Savaşın ne eskisi, ne yenisi!
Akdeniz'de şu an itibariyle, 12 farklı ülkeden 40'a yakın savaş gemisinin olduğu söyleniyor. Bölgenin Suriye nedeniyle sürüklendiği gerginliğin ise, küçücük bir kıvılcımla patlamaya...
Akdeniz'de şu an itibariyle, 12 farklı ülkeden 40'a yakın savaş gemisinin olduğu söyleniyor. Bölgenin Suriye nedeniyle sürüklendiği gerginliğin ise, küçücük bir kıvılcımla patlamaya dönüşebileceği yorumları yapılıyor dış strateji uzmanları tarafından.
Bu uzmanlara göre, IŞİD'in ortaya çıkışı da, Irak'la İran'ı 10 yıl birbiriyle savaştıran mezhepçiliğin yeniden hortlatılması da, Rusya-İran hattının giderek daha çok pervasızlaşması da, Sykes Picot haritasının değişeceğinin göstergesiydi. Beklenen şimşek çaktığı an üçüncü dünya savaşı çıkar mı bilinmez; ama Ortadoğu haritasının değişeceğine kesin gözüyle bakılıyor.
Bildiğiniz karşılaşma, çarpışma, muharebe gibi eski usül yöntemlerle yapılacak gibi gözüküyor üstelik bu.
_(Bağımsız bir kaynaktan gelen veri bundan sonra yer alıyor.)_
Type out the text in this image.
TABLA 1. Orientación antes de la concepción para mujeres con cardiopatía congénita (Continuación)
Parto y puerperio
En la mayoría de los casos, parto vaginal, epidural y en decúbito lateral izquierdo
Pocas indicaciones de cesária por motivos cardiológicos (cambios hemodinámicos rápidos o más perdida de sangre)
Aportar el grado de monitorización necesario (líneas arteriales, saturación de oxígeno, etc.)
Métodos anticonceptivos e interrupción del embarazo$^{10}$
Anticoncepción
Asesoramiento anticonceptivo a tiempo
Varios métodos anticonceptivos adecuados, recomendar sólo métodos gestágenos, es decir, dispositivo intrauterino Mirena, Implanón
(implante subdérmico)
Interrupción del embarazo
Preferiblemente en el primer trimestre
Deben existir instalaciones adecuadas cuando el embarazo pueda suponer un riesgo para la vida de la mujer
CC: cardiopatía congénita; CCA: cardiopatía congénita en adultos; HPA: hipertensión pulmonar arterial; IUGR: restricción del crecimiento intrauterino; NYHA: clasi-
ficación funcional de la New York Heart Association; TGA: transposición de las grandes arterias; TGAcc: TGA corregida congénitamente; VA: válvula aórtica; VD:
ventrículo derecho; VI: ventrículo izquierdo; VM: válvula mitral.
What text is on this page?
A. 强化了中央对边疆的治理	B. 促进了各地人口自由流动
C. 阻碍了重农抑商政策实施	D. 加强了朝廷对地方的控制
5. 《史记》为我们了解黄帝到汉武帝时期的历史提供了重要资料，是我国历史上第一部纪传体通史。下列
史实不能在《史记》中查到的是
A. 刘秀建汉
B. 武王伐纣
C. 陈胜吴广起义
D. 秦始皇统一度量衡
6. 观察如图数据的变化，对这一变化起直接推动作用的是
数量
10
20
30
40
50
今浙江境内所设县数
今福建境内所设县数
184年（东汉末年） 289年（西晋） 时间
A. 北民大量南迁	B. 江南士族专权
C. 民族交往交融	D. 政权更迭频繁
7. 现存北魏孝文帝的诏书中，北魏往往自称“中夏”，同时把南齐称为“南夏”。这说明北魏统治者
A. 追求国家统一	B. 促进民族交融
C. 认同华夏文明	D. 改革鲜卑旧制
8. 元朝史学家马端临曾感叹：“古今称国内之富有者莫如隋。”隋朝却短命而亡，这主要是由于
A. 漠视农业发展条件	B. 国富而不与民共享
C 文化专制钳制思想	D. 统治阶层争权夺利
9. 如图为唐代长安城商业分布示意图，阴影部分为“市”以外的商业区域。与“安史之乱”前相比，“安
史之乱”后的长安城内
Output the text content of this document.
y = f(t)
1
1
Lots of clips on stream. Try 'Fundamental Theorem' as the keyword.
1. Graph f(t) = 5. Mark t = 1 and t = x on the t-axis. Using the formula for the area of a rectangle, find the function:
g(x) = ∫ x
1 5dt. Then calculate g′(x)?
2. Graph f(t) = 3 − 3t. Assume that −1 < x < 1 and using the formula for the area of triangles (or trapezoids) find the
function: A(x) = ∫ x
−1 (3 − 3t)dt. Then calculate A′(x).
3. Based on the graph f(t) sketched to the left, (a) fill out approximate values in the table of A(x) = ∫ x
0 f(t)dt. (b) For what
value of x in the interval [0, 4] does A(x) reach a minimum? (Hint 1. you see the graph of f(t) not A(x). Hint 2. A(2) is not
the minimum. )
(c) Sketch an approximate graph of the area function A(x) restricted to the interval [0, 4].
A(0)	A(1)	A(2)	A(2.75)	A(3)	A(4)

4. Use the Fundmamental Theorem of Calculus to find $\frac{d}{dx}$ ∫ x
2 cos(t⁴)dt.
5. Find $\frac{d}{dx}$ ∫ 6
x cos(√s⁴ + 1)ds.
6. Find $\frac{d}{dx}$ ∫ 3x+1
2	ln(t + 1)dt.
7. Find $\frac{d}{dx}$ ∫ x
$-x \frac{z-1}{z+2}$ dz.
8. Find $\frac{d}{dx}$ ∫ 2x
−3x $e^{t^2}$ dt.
Toprak kazanma odaklı, yeraltı kaynaklarına sahip olma amaçlı bir savaş bekleniyor yani.
Oysa biz bu tür savaşların bittiğini düşünüyorduk; birincisi toprak kazanma amacının ikinci dünya savaşıyla birlikte tarih olduğu, ikincisi asker konuşlandırarak bir bölgeyi kontrol etmenin çoktan demode olduğu gerekçesiyle...
ABD'nin Irak'ı işgali bu tür konvansiyonel savaş türünün büyük devletler için artık faydadan çok zarar getirdiğinin deliliydi. O gün bugündür, senin ülken içinde olmayan, senin ülkenin hinterlandı içinde bile olmayan bir toprağın işgal edilmesi ve yönetilmesi artık uzak durulan ve etkili biçimde kaçınılan bir stratejiydi.